Backbone of the Americas—Patagonia to Alaska, (3–7 April 2006)

Paper No. 36
Presentation Time: 10:35 AM-7:45 PM

KINEMATIC MODEL FOR BASEMENT-INVOLVED BACKTHRUSTING: EXAMPLES OF THE MALARGÜE FOLD AND THRUST BELT, CORDILLERA PRINCIPAL, MENDOZA, ARGENTINA


TURIENZO, Martín Miguel and DIMIERI, Luis V., Departamento de Geología, Universidad Nacional del Sur, San Juan 670, Bahía Blanca, 8000, Argentina, turienzo@uns.edu.ar

A kinematic model is developed in order to explain basement-involved backthrusts systems associated to uplifted basement blocks. In several places of the Malargüe fold and thrust belt there are some structures that show features, as tilted long limbs of folds and widely spaced backthrusts, that cannot be explained by classical models. In our model, the backthrusts and their hangingwall blocks are rotated due to shearing in the underlying basement rocks; this shearing take place when the displacement of the uplifted block towards the foreland is obstructed.
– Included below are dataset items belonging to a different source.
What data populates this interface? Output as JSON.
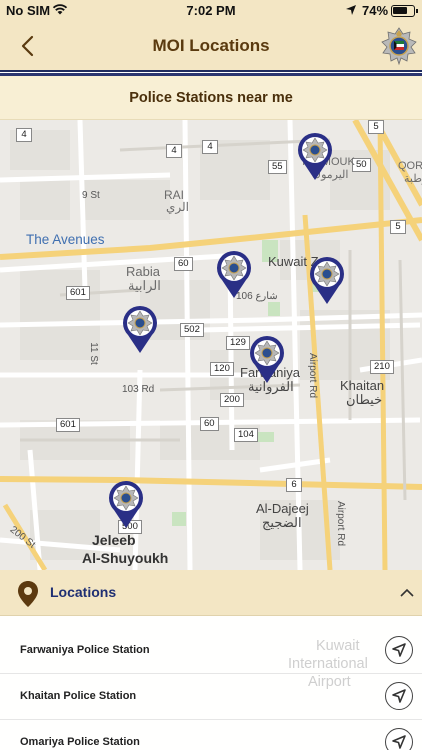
{
  "status": {
    "carrier": "No SIM",
    "time": "7:02 PM",
    "battery": "74%",
    "battery_level": 0.74
  },
  "header": {
    "title": "MOI Locations"
  },
  "subheader": {
    "text": "Police Stations near me"
  },
  "map": {
    "labels": {
      "the_avenues": "The Avenues",
      "rabia_en": "Rabia",
      "rabia_ar": "الرابية",
      "farwaniya_en": "Farwaniya",
      "farwaniya_ar": "الفروانية",
      "khaitan_en": "Khaitan",
      "khaitan_ar": "خيطان",
      "al_dajeej_en": "Al-Dajeej",
      "al_dajeej_ar": "الضجيج",
      "jeleeb_1": "Jeleeb",
      "jeleeb_2": "Al-Shuyoukh",
      "rai_en": "RAI",
      "rai_ar": "الري",
      "kuwait_zoo": "Kuwait Zoo",
      "yarmouk": "YARMOUK",
      "yarmouk_ar": "اليرموك",
      "qortuba": "QORT",
      "qortuba_ar": "قرطبة",
      "st_9": "9 St",
      "rd_103": "103 Rd",
      "st_11": "11 St",
      "st_200": "200 St",
      "airport_rd_1": "Airport Rd",
      "airport_rd_2": "Airport Rd",
      "street_106": "شارع 106",
      "road_5": "5"
    },
    "shields": [
      "4",
      "4",
      "4",
      "55",
      "50",
      "5",
      "5",
      "60",
      "601",
      "502",
      "129",
      "120",
      "210",
      "200",
      "601",
      "60",
      "104",
      "6",
      "500",
      "60"
    ]
  },
  "locations": {
    "title": "Locations",
    "items": [
      {
        "name": "Farwaniya Police Station"
      },
      {
        "name": "Khaitan Police Station"
      },
      {
        "name": "Omariya Police Station"
      }
    ],
    "background_text": {
      "line1": "Kuwait",
      "line2": "International",
      "line3": "Airport"
    }
  },
  "colors": {
    "header_bg": "#f3e6c4",
    "title_text": "#5a3a0f",
    "pin": "#2a2f86",
    "locations_title": "#1e2f73",
    "pin_icon": "#5c3a10"
  },
  "icons": {
    "back": "chevron-left-icon",
    "emblem": "kuwait-police-emblem-icon",
    "pin": "police-map-pin-icon",
    "location": "location-pin-icon",
    "collapse": "chevron-up-icon",
    "navigate": "navigation-arrow-icon"
  }
}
In order to implement the model we must take into account two situations. The small basement blocks above the backthrusts can rotate rigidly or it can be slightly strained, and in each case the backthrusts rotation angle will be different. For the case of strained blocks we derive an equation that calculates the backthrust initial dip and so its rotation. Once these parameters are obtained it is possible to calculate the necessary angular shear for such rotation provided the dips of both foreland-directed thrust (or main thrust) and backthrust are known. We consider three scenarios with different geometry and geological implications to analyze this angular shear: a) shearing acting at the upper level of the main-thrust's hangingwall; b) shearing of the whole hangingwall with loss of material; and c) the whole hangingwall is sheared without volume loss. The latter requires the smallest angular shear and so it could be the most suitable to explain this basement-involved structures developed in shallower crustal levels.